年下彼氏はライバル会社の副社長!(原題 来ない夜明けを待ちわびて)


「水、飲も」


 私はむっくとベッドから下りて冷蔵庫に行く。ミネラルウォーターを出しゴクゴクと飲み干した。

 睡眠時間3時間、こんな日が続いても人間って倒れない。結構丈夫なんだと驚いた。これが不眠症かもしれない。寝付きが悪いのを不眠症かと思ってたけど、こういうパターンもあるのだと実体験から認識した。眠れずそのまま朝までダイニングで朝まで過ごし、支度をする。電車に揺られて更にボーッとなる。覚束ない足取りで会社まで歩く。エントランスに鎌谷の姿は無い。きっと私に会いたくなくて出勤時間をずらしたんだろう。エレベーターに乗ると加速度で頭がグラグラした。

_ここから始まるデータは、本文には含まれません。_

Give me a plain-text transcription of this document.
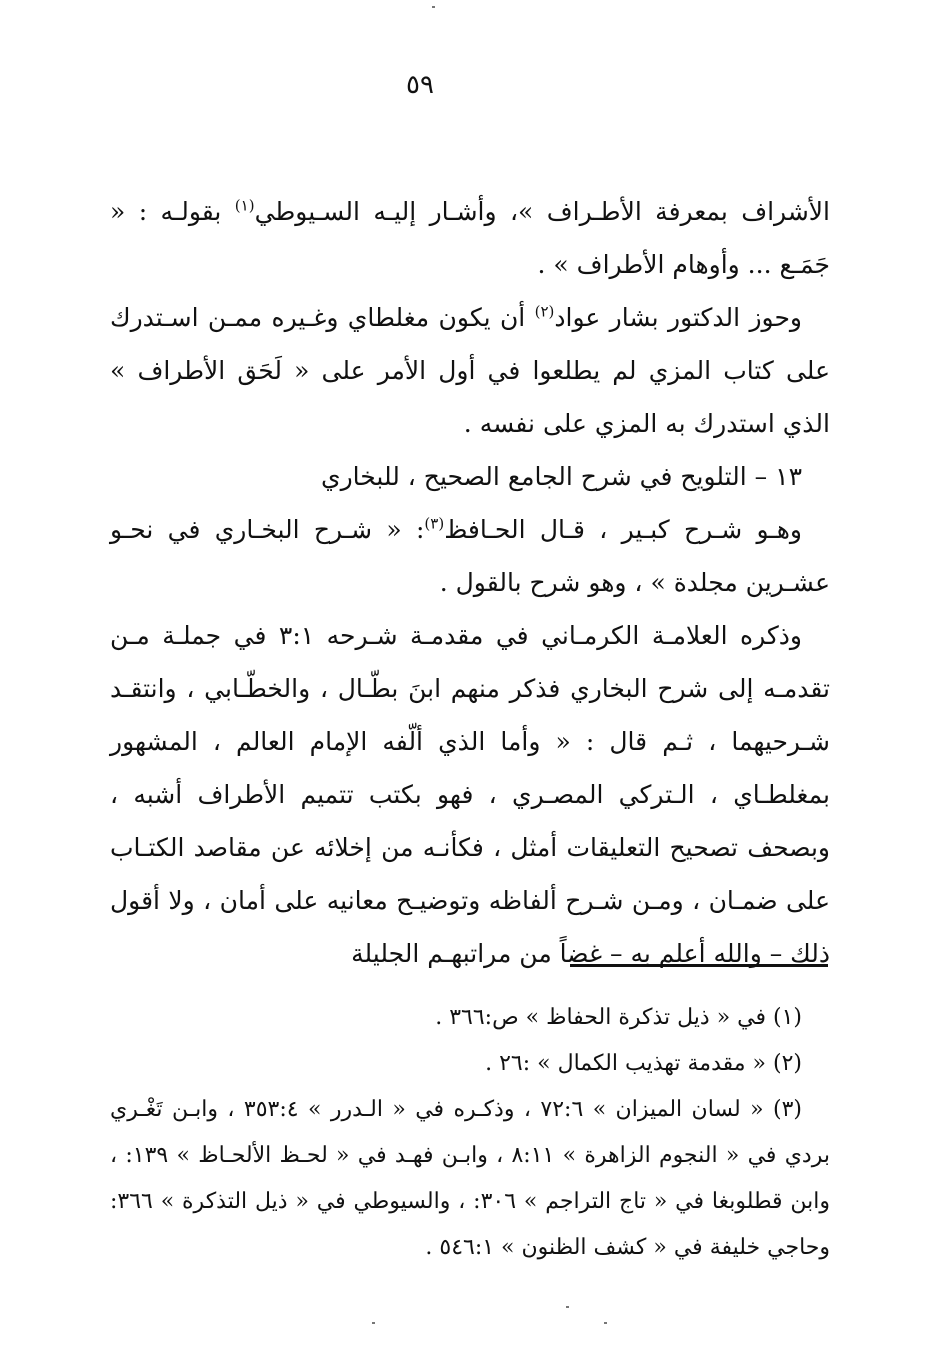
٥٩

الأشراف بمعرفة الأطـراف »، وأشـار إليـه السـيوطي$^{(١)}$ بقولـه : « جَمَـع ... وأوهام الأطراف » .

وحوز الدكتور بشار عواد$^{(٢)}$ أن يكون مغلطاي وغـيره ممـن اسـتدرك على كتاب المزي لم يطلعوا في أول الأمر على « لَحَق الأطراف » الذي استدرك به المزي على نفسه .

١٣ – التلويح في شرح الجامع الصحيح ، للبخاري

وهـو شـرح كبـير ، قـال الحـافظ$^{(٣)}$: « شـرح البخـاري في نحـو عشـرين مجلدة » ، وهو شرح بالقول .

وذكره العلامـة الكرمـاني في مقدمـة شـرحه ٣:١ في جملـة مـن تقدمـه إلى شرح البخاري فذكر منهم ابنَ بطّـال ، والخطّـابي ، وانتقـد شـرحيهما ، ثـم قال : « وأما الذي ألّفه الإمام العالم ، المشهور بمغلطـاي ، الـتركي المصـري ، فهو بكتب تتميم الأطراف أشبه ، وبصحف تصحيح التعليقات أمثل ، فكأنـه من إخلائه عن مقاصد الكتـاب على ضمـان ، ومـن شـرح ألفاظه وتوضيـح معانيه على أمان ، ولا أقول ذلك – والله أعلم به – غضاً من مراتبهـم الجليلة

(١) في « ذيل تذكرة الحفاظ » ص:٣٦٦ .

(٢) « مقدمة تهذيب الكمال » :٢٦ .

(٣) « لسان الميزان » ٧٢:٦ ، وذكـره في « الـدرر » ٣٥٣:٤ ، وابـن تَغْـري بردي في « النجوم الزاهرة » ٨:١١ ، وابـن فهـد في « لحـظ الألحـاظ » ١٣٩: ، وابن قطلوبغا في « تاج التراجم » ٣٠٦: ، والسيوطي في « ذيل التذكرة » ٣٦٦: وحاجي خليفة في « كشف الظنون » ٥٤٦:١ .
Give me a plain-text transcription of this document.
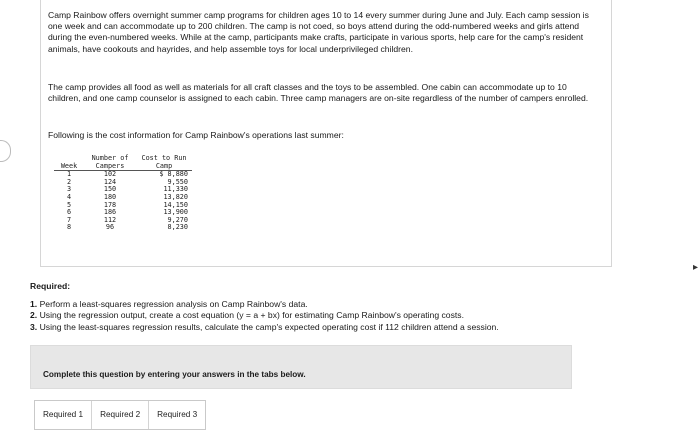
▸

Camp Rainbow offers overnight summer camp programs for children ages 10 to 14 every summer during June and July. Each camp session is one week and can accommodate up to 200 children. The camp is not coed, so boys attend during the odd-numbered weeks and girls attend during the even-numbered weeks. While at the camp, participants make crafts, participate in various sports, help care for the camp's resident animals, have cookouts and hayrides, and help assemble toys for local underprivileged children.

The camp provides all food as well as materials for all craft classes and the toys to be assembled. One cabin can accommodate up to 10 children, and one camp counselor is assigned to each cabin. Three camp managers are on-site regardless of the number of campers enrolled.

Following is the cost information for Camp Rainbow's operations last summer:

	Number of	Cost to Run
Week	Campers	Camp
1	102	$ 8,880
2	124	9,550
3	150	11,330
4	180	13,820
5	178	14,150
6	186	13,900
7	112	9,270
8	96	8,230

Required:

1. Perform a least-squares regression analysis on Camp Rainbow's data.
2. Using the regression output, create a cost equation (y = a + bx) for estimating Camp Rainbow's operating costs.
3. Using the least-squares regression results, calculate the camp's expected operating cost if 112 children attend a session.
Complete this question by entering your answers in the tabs below.
Required 1	Required 2	Required 3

 シャキッとしたくて缶コーヒーを買いに行く。途中、給湯室に向かう鎌谷とすれ違った。


「……」
「……」


 軽く会釈だけして挨拶すらしない。互いに避けている、唯一本社にいる同期なのに。缶コーヒーを買い、来た廊下を戻る。給湯室をのぞくと鎌谷の背中が見えた。やかんに水を入れている。話し掛けたい、話を聞いて欲しい。